Sembra infatti rivedere in Didi, sdraiata a bordo piscina, un omaggio alla Bunny Lebowski dei Fratelli Coen, mentre la sua introduzione biografica richiama il siparietto di O-Ren Ishii di Kill Bill Vol.1. Ecco invece che i coinquilini di Erica, nel loro sottobosco di birre e canne, fanno l’occhiolino a Brad Pitt in Una Vita Al Massimo. C’è quindi in Nigredo una texture pulp citazionista, edulcorata dalla fascinazione estetica per un mondo di personaggi pittoreschi affacciati alla cultura pop nipponica.
Ritratto di un film ambizioso, ma riuscito a metà
Nigredo si colloca in un universo narrativo esteticamente marcato, che si avvale di un preciso immaginario di culto. È il nutrimento di Riccardi, in una dimensione dove la fascinazione pop, a volte, sovrasta però la coerenza narrativa, destando salti nel vuoto a livello di comprensione. Sembra quindi che il regista spinga sull’acceleratore con una scelta ambiziosa, un’opera omaggio, terreno di una sperimentazione simil tarantiniana, che però non riesce completamente.

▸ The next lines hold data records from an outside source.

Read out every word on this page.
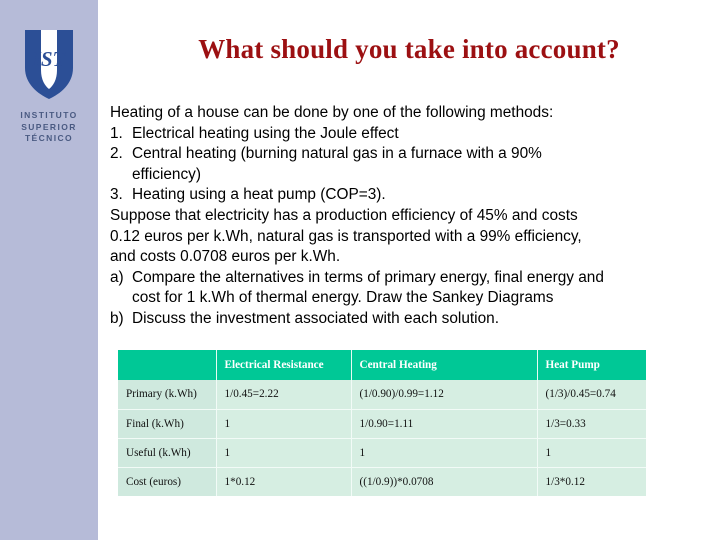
IST
INSTITUTO
SUPERIOR
TÉCNICO
What should you take into account?
Heating of a house can be done by one of the following methods:
1. Electrical heating using the Joule effect
2. Central heating (burning natural gas in a furnace with a 90%
efficiency)
3. Heating using a heat pump (COP=3).
Suppose that electricity has a production efficiency of 45% and costs
0.12 euros per k.Wh, natural gas is transported with a 99% efficiency,
and costs 0.0708 euros per k.Wh.
a) Compare the alternatives in terms of primary energy, final energy and
cost for 1 k.Wh of thermal energy. Draw the Sankey Diagrams
b) Discuss the investment associated with each solution.
	Electrical Resistance	Central Heating	Heat Pump
Primary (k.Wh)	1/0.45=2.22	(1/0.90)/0.99=1.12	(1/3)/0.45=0.74
Final (k.Wh)	1	1/0.90=1.11	1/3=0.33
Useful (k.Wh)	1	1	1
Cost (euros)	1*0.12	((1/0.9))*0.0708	1/3*0.12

Il risultato è un prodotto piacevole, con del potenziale, dove però l’elemento innovativo del simbolismo alchemico è difficile da decifrare. Si nasconde dietro l’immagine ipnotica del pellicano, la misteriosa montagna a cui ritornano i sogni di Zeno e il controverso irrisolto del protagonista con la figura del padre. Tutte allusioni lanciate allo spettatore per una decifrazione che però richiede un ulteriore approfondimento dopo il film.